Einiges ist sehr nachvollziehbarer Ärger über die Regierung und Verzweiflung über die Verrücktgewordenheit der Welt gerade, aufgesext mit einem großen bedeutungsschwangeren Geraune.

Serdar Somuncu hat eine Sendung, in der er zwei Stunden lang monologisieren kann, ohne dass ihm jemand ins Wort fällt, und er nutzt sie, um mehrmals zu sagen, dass er nicht frei reden darf.

„Ich trau mich gar nicht mehr zu sprechen, so wie ich denke“, sagt er. Und: „Man muss heute vorsichtig sein. Mit dem, was man sagt, kann alles passieren.“ Und: „Aber ich muss da vorsichtig sein. Ich bin wirklich angreifbar. Also selbst aus dem eigenen Sender heraus kann man nicht wissen, wer einem da einen Dolch in den Rücken stößt. (…) Ich bin dem lieben Gott ja dankbar, dass ich überhaupt noch hier sein darf und spreche. Stell dir vor, du wirst vaporisiert. Und dann hast du keine Reichweite mehr, kannst nur noch für dich selbst sprechen oder musst auf eins dieser seltsamen, komischen Portale, wo du dann auch ausgeliefert bist unsichtbaren Instanzen.“

Aber noch schenkt ihm der rbb seine Reichweite, und weil Somuncu aufpasst, was er sagt, weil man ja vorsichtig sein muss, gibt es ganze Passagen, in denen unklar ist, wer „die“ eigentlich sind, von denen er redet, und was „das“ eigentlich ist, was sie wollen, aber das lässt „die“ und „das“ in der Unbestimmtheit nur noch gefährlicher und bösartiger erscheinen.

Wenn Somuncu über Gesundheitsminister Karl Lauterbach spricht, ist immerhin klar, wen er meint – auch wenn er ihn nicht ein einziges Mal beim Namen nennt. „Ich will den Namen nicht sagen“, sagt er, und sagt dann stattdessen:

„Der Typ. Das Phantom. Dieses Ding. Der Schatten, der über uns liegt. Das Gestammel des verwirrten Professors. Ja, wie aus der Sesamstraße. Das ist nicht mehr einzufangen. Der ist durch. Der geht einfach seinen Weg. Da kannst du noch so viel sagen und argumentieren und fragen und lamentieren. Nö, der hat sich selber dumm geimpft, oder? Nee, hat er ja gar nicht. Der hat. Hat er gar nicht. Der will die anderen. Nee, weiß ich nicht. Muss vorsichtig sein.“

„Verwirrter Professor“ ist die milde Version.
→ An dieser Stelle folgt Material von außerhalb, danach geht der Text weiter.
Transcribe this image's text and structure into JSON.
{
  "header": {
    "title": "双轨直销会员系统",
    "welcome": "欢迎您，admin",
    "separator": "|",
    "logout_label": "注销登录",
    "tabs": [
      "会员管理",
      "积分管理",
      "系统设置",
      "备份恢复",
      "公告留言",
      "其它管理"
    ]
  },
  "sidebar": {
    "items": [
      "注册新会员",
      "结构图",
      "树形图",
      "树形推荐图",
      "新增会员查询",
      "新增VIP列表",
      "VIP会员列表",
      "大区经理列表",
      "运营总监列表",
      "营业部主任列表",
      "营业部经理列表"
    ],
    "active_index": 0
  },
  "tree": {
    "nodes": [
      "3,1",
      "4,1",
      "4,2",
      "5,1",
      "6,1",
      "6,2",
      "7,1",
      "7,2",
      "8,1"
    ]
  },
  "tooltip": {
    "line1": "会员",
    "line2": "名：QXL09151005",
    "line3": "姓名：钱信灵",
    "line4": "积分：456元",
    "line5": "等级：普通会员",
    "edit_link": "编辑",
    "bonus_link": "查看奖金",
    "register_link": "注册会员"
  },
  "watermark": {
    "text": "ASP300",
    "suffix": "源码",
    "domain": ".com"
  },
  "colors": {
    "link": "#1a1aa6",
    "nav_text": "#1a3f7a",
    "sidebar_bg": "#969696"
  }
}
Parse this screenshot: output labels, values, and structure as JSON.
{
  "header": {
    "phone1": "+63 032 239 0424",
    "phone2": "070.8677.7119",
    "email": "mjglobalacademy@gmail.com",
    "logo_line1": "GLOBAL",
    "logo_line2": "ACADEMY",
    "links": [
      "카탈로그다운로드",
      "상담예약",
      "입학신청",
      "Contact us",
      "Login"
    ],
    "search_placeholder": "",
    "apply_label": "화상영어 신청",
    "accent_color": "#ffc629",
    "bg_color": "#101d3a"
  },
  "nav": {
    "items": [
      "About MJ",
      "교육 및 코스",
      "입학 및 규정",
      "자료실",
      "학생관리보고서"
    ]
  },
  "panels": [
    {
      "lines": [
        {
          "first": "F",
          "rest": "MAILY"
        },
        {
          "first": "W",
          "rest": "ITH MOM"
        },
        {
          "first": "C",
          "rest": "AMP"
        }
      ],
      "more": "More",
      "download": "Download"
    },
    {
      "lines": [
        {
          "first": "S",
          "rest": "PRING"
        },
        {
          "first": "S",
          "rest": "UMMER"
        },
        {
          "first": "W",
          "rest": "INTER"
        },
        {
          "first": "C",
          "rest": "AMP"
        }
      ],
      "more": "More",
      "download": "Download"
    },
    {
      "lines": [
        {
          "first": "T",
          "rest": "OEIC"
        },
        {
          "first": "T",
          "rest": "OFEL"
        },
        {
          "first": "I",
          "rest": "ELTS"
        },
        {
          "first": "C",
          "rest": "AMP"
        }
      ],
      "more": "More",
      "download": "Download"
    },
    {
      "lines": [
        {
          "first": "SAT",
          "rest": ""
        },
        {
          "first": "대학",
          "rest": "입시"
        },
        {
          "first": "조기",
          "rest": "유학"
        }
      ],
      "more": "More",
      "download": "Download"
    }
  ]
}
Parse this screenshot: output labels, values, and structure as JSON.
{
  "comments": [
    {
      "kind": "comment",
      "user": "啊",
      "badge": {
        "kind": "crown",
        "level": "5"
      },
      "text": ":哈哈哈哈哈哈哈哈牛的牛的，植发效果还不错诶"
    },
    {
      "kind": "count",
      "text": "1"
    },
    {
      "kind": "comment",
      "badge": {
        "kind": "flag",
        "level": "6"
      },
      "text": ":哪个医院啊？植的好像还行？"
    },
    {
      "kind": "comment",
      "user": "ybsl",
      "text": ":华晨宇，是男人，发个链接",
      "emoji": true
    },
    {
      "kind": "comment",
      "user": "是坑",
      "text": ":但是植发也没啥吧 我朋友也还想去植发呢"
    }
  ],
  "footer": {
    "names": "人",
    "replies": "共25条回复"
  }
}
Später spricht Somuncu konsequent vom „verrückten Professor“.

„Krebs, Krebs, Krebs, Krebs, Krebs. Krebs.“

Beim Namen nennt er den grünen Gesundheitspolitiker Janosch Dahmen, auch wenn er vorher sagt, er habe dazu keinen Bock, dafür sei er ihm „zu unwichtig“. Dann sagt er: „Leute wie Janosch Dahmen zum Beispiel, die sind in ihrem Wahn gefangen“, und er macht das daran fest, dass der irgendeine Corona-Zahl getwittert hätte, „145.000 Tote, wie kann man das verantworten?“ Somuncu weist darauf hin, dass das ja die Zahl für drei Jahre sei, und wenn man alle Grippe-Toten der letzten 50 Jahre zusammenzählen würde, „da käme man auf Millionen!“

Später macht er einen längeren Exkurs zur Angst und zu unser aller Angst vor dem Tod, die irgendwie ein zentrales Problem bei allem sei, und sagt über Dahmen:

„Ich glaube auch, dass Janosch Dahmen nichts anderes hat als unermesslich große Todesangst. Und er tarnt sie vielleicht als Verantwortung für andere. Aber im Grunde genommen ist es eine hochgradig egozentrische Todesangst, die sich nur auf das Eigene bezieht und nicht auf das andere. Das ist alles bloße Behauptung, kann falsch sein, kann richtig sein. Aber es ist einen Gedanken wert. Ich habe auch Angst vorm Sterben. Ich will nicht sterben, aber ich weiß, dass ich es werde. Und deswegen freue ich mich am Leben. Und mich stört es, dass andere, während ich lebe, mich damit konfrontieren, dass ich irgendwann sterben muss. Deswegen gebe ich ihnen nicht die Macht darüber.“

An dieser Stelle muss Somuncu sich plötzlich räuspern, er räuspert sich, laut.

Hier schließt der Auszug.